Opponents claimed the so-called “travel ban” would cause irreparable harm for immigrants.
“In order to obtain a preliminary injunction or temporary restraining order, the moving party must establish 1) a reasonable likelihood of success on the merits, 2) the potential for irreparable harm if the injunction is withheld, 3) a favorable balance of hardships and 4) the effect on the public interest,” Gorton wrote in his decision. “Because plaintiffs have not demonstrated that they are likely to succeed on the merits of any of their claims, an extension of the restraining order at the present time is not warranted.”
Trump’s order, signed last week, suspends the U.S. government’s refugee program for 120 days, bars Syrian refugees indefinitely and prohibits U.S. entry for immigrants of seven predominantly Muslim countries — Iran, Iraq, Syria, Libya, Sudan, Somalia and Yemen.
A short time later on Friday, though, U.S. District Court Judge James Robart, in Seattle, upheld a challenge to Trump’s order from the attorneys general of Washington state and Minnesota and issued another temporary national restraining order.
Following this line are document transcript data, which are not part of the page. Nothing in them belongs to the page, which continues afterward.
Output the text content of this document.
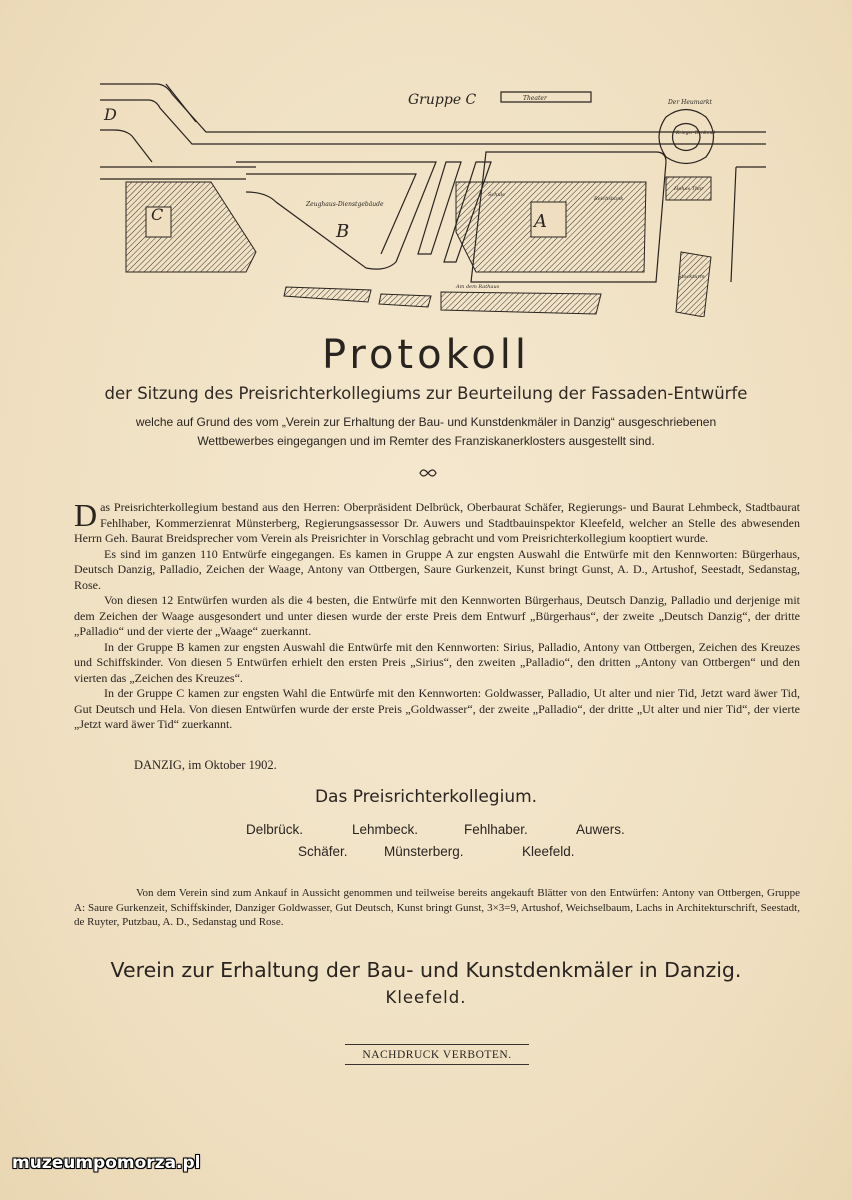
Gruppe C	Theater
Der Heumarkt
Krieger-Denkmal
Hohes Thor
Stockturm
Zeughaus-Dienstgebäude
Reichsbank
Schule
D
C
B	A
Am dem Rathaus
Protokoll
der Sitzung des Preisrichterkollegiums zur Beurteilung der Fassaden-Entwürfe
welche auf Grund des vom „Verein zur Erhaltung der Bau- und Kunstdenkmäler in Danzig“ ausgeschriebenen
Wettbewerbes eingegangen und im Remter des Franziskanerklosters ausgestellt sind.

Das Preisrichterkollegium bestand aus den Herren: Oberpräsident Delbrück, Oberbaurat Schäfer, Regierungs- und Baurat Lehmbeck, Stadtbaurat Fehlhaber, Kommerzienrat Münsterberg, Regierungsassessor Dr. Auwers und Stadtbauinspektor Kleefeld, welcher an Stelle des abwesenden Herrn Geh. Baurat Breidsprecher vom Verein als Preisrichter in Vorschlag gebracht und vom Preisrichterkollegium kooptiert wurde.

Es sind im ganzen 110 Entwürfe eingegangen. Es kamen in Gruppe A zur engsten Auswahl die Entwürfe mit den Kennworten: Bürgerhaus, Deutsch Danzig, Palladio, Zeichen der Waage, Antony van Ottbergen, Saure Gurkenzeit, Kunst bringt Gunst, A. D., Artushof, Seestadt, Sedanstag, Rose.

Von diesen 12 Entwürfen wurden als die 4 besten, die Entwürfe mit den Kennworten Bürgerhaus, Deutsch Danzig, Palladio und derjenige mit dem Zeichen der Waage ausgesondert und unter diesen wurde der erste Preis dem Entwurf „Bürgerhaus“, der zweite „Deutsch Danzig“, der dritte „Palladio“ und der vierte der „Waage“ zuerkannt.

In der Gruppe B kamen zur engsten Auswahl die Entwürfe mit den Kennworten: Sirius, Palladio, Antony van Ottbergen, Zeichen des Kreuzes und Schiffskinder. Von diesen 5 Entwürfen erhielt den ersten Preis „Sirius“, den zweiten „Palladio“, den dritten „Antony van Ottbergen“ und den vierten das „Zeichen des Kreuzes“.

In der Gruppe C kamen zur engsten Wahl die Entwürfe mit den Kennworten: Goldwasser, Palladio, Ut alter und nier Tid, Jetzt ward äwer Tid, Gut Deutsch und Hela. Von diesen Entwürfen wurde der erste Preis „Goldwasser“, der zweite „Palladio“, der dritte „Ut alter und nier Tid“, der vierte „Jetzt ward äwer Tid“ zuerkannt.

DANZIG, im Oktober 1902.
Das Preisrichterkollegium.
Delbrück.	Lehmbeck.	Fehlhaber.	Auwers.
Schäfer.	Münsterberg.	Kleefeld.

Von dem Verein sind zum Ankauf in Aussicht genommen und teilweise bereits angekauft Blätter von den Entwürfen: Antony van Ottbergen, Gruppe A: Saure Gurkenzeit, Schiffskinder, Danziger Goldwasser, Gut Deutsch, Kunst bringt Gunst, 3×3=9, Artushof, Weichselbaum, Lachs in Architekturschrift, Seestadt, de Ruyter, Putzbau, A. D., Sedanstag und Rose.

Verein zur Erhaltung der Bau- und Kunstdenkmäler in Danzig.
Kleefeld.
NACHDRUCK VERBOTEN.
muzeumpomorza.pl
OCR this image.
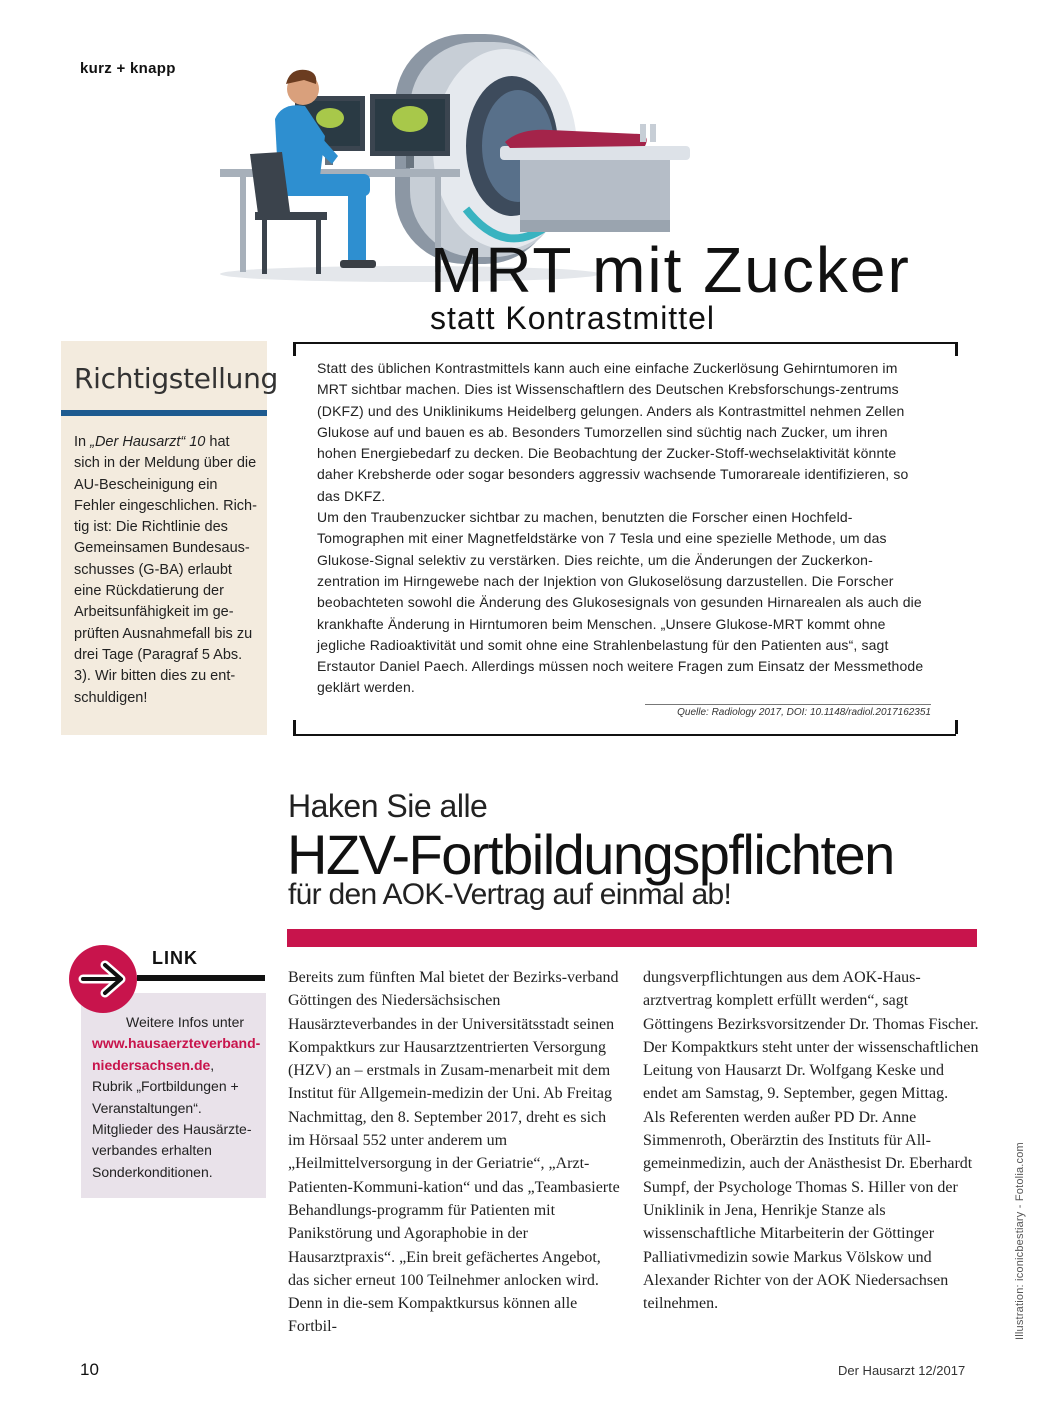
kurz + knapp
MRT mit Zucker
statt Kontrastmittel
Richtigstellung
In „Der Hausarzt“ 10 hat sich in der Meldung über die AU-Bescheinigung ein Fehler eingeschlichen. Rich-tig ist: Die Richtlinie des Gemeinsamen Bundesaus-schusses (G-BA) erlaubt eine Rückdatierung der Arbeitsunfähigkeit im ge-prüften Ausnahmefall bis zu drei Tage (Paragraf 5 Abs. 3). Wir bitten dies zu ent-schuldigen!
Statt des üblichen Kontrastmittels kann auch eine einfache Zuckerlösung Gehirntumoren im MRT sichtbar machen. Dies ist Wissenschaftlern des Deutschen Krebsforschungs-zentrums (DKFZ) und des Uniklinikums Heidelberg gelungen. Anders als Kontrastmittel nehmen Zellen Glukose auf und bauen es ab. Besonders Tumorzellen sind süchtig nach Zucker, um ihren hohen Energiebedarf zu decken. Die Beobachtung der Zucker-Stoff-wechselaktivität könnte daher Krebsherde oder sogar besonders aggressiv wachsende Tumorareale identifizieren, so das DKFZ.
Um den Traubenzucker sichtbar zu machen, benutzten die Forscher einen Hochfeld-Tomographen mit einer Magnetfeldstärke von 7 Tesla und eine spezielle Methode, um das Glukose-Signal selektiv zu verstärken. Dies reichte, um die Änderungen der Zuckerkon-zentration im Hirngewebe nach der Injektion von Glukoselösung darzustellen. Die Forscher beobachteten sowohl die Änderung des Glukosesignals von gesunden Hirnarealen als auch die krankhafte Änderung in Hirntumoren beim Menschen. „Unsere Glukose-MRT kommt ohne jegliche Radioaktivität und somit ohne eine Strahlenbelastung für den Patienten aus“, sagt Erstautor Daniel Paech. Allerdings müssen noch weitere Fragen zum Einsatz der Messmethode geklärt werden.
Quelle: Radiology 2017, DOI: 10.1148/radiol.2017162351
Haken Sie alle
HZV-Fortbildungspflichten
für den AOK-Vertrag auf einmal ab!
Bereits zum fünften Mal bietet der Bezirks-verband Göttingen des Niedersächsischen Hausärzteverbandes in der Universitätsstadt seinen Kompaktkurs zur Hausarztzentrierten Versorgung (HZV) an – erstmals in Zusam-menarbeit mit dem Institut für Allgemein-medizin der Uni. Ab Freitag Nachmittag, den 8. September 2017, dreht es sich im Hörsaal 552 unter anderem um „Heilmittelversorgung in der Geriatrie“, „Arzt-Patienten-Kommuni-kation“ und das „Teambasierte Behandlungs-programm für Patienten mit Panikstörung und Agoraphobie in der Hausarztpraxis“. „Ein breit gefächertes Angebot, das sicher erneut 100 Teilnehmer anlocken wird. Denn in die-sem Kompaktkursus können alle Fortbil-
dungsverpflichtungen aus dem AOK-Haus-arztvertrag komplett erfüllt werden“, sagt Göttingens Bezirksvorsitzender Dr. Thomas Fischer. Der Kompaktkurs steht unter der wissenschaftlichen Leitung von Hausarzt Dr. Wolfgang Keske und endet am Samstag, 9. September, gegen Mittag.
Als Referenten werden außer PD Dr. Anne Simmenroth, Oberärztin des Instituts für All-gemeinmedizin, auch der Anästhesist Dr. Eberhardt Sumpf, der Psychologe Thomas S. Hiller von der Uniklinik in Jena, Henrikje Stanze als wissenschaftliche Mitarbeiterin der Göttinger Palliativmedizin sowie Markus Völskow und Alexander Richter von der AOK Niedersachsen teilnehmen.
LINK
Weitere Infos unter www.hausaerzteverband-niedersachsen.de, Rubrik „Fortbildungen + Veranstaltungen“. Mitglieder des Hausärzte-verbandes erhalten Sonderkonditionen.	Illustration: iconicbestiary - Fotolia.com
10	Der Hausarzt 12/2017
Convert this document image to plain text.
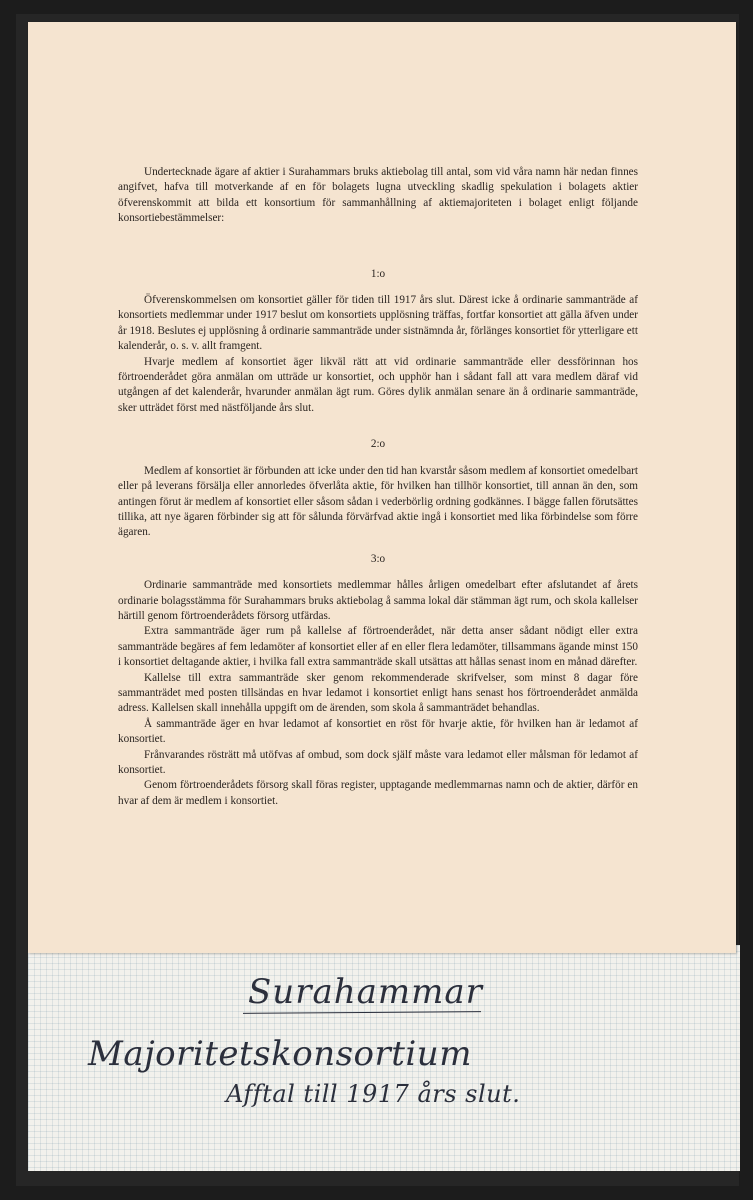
Undertecknade ägare af aktier i Surahammars bruks aktiebolag till antal, som vid våra namn här nedan finnes angifvet, hafva till motverkande af en för bolagets lugna utveckling skadlig spekulation i bolagets aktier öfverenskommit att bilda ett konsortium för sammanhållning af aktiemajoriteten i bolaget enligt följande konsortiebestämmelser:

1:o

Öfverenskommelsen om konsortiet gäller för tiden till 1917 års slut. Därest icke å ordinarie sammanträde af konsortiets medlemmar under 1917 beslut om konsortiets upplösning träffas, fortfar konsortiet att gälla äfven under år 1918. Beslutes ej upplösning å ordinarie sammanträde under sistnämnda år, förlänges konsortiet för ytterligare ett kalenderår, o. s. v. allt framgent.

Hvarje medlem af konsortiet äger likväl rätt att vid ordinarie sammanträde eller dessförinnan hos förtroenderådet göra anmälan om utträde ur konsortiet, och upphör han i sådant fall att vara medlem däraf vid utgången af det kalenderår, hvarunder anmälan ägt rum. Göres dylik anmälan senare än å ordinarie sammanträde, sker utträdet först med nästföljande års slut.

2:o

Medlem af konsortiet är förbunden att icke under den tid han kvarstår såsom medlem af konsortiet omedelbart eller på leverans försälja eller annorledes öfverlåta aktie, för hvilken han tillhör konsortiet, till annan än den, som antingen förut är medlem af konsortiet eller såsom sådan i vederbörlig ordning godkännes. I bägge fallen förutsättes tillika, att nye ägaren förbinder sig att för sålunda förvärfvad aktie ingå i konsortiet med lika förbindelse som förre ägaren.

3:o

Ordinarie sammanträde med konsortiets medlemmar hålles årligen omedelbart efter afslutandet af årets ordinarie bolagsstämma för Surahammars bruks aktiebolag å samma lokal där stämman ägt rum, och skola kallelser härtill genom förtroenderådets försorg utfärdas.

Extra sammanträde äger rum på kallelse af förtroenderådet, när detta anser sådant nödigt eller extra sammanträde begäres af fem ledamöter af konsortiet eller af en eller flera ledamöter, tillsammans ägande minst 150 i konsortiet deltagande aktier, i hvilka fall extra sammanträde skall utsättas att hållas senast inom en månad därefter.

Kallelse till extra sammanträde sker genom rekommenderade skrifvelser, som minst 8 dagar före sammanträdet med posten tillsändas en hvar ledamot i konsortiet enligt hans senast hos förtroenderådet anmälda adress. Kallelsen skall innehålla uppgift om de ärenden, som skola å sammanträdet behandlas.

Å sammanträde äger en hvar ledamot af konsortiet en röst för hvarje aktie, för hvilken han är ledamot af konsortiet.

Frånvarandes rösträtt må utöfvas af ombud, som dock själf måste vara ledamot eller målsman för ledamot af konsortiet.

Genom förtroenderådets försorg skall föras register, upptagande medlemmarnas namn och de aktier, därför en hvar af dem är medlem i konsortiet.

Surahammar
Majoritetskonsortium
Afftal till 1917 års slut.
“The state has met its burden in demonstrating immediate and irreparable injury,” Robart said
The Boston ruling was thought to be a key victory for the Trump administration on the matter, but the subsequent Seattle decision represented the biggest legal setback yet in the battle over the president’s directive — as it effectively blocks it across the United States.
“[The] decision, effective immediately, effective now, puts a halt to President Trump’s unconstitutional and unlawful executive order,” Washington State Attorney General Bob Ferguson said. “It puts a stop to it immediately, nationwide.
“What the judge announced today was nationwide; the president’s executive order does not apply.”
Both judges were appointed by former President George W. Bush.
Trump’s administration did not immediately comment on either ruling Friday.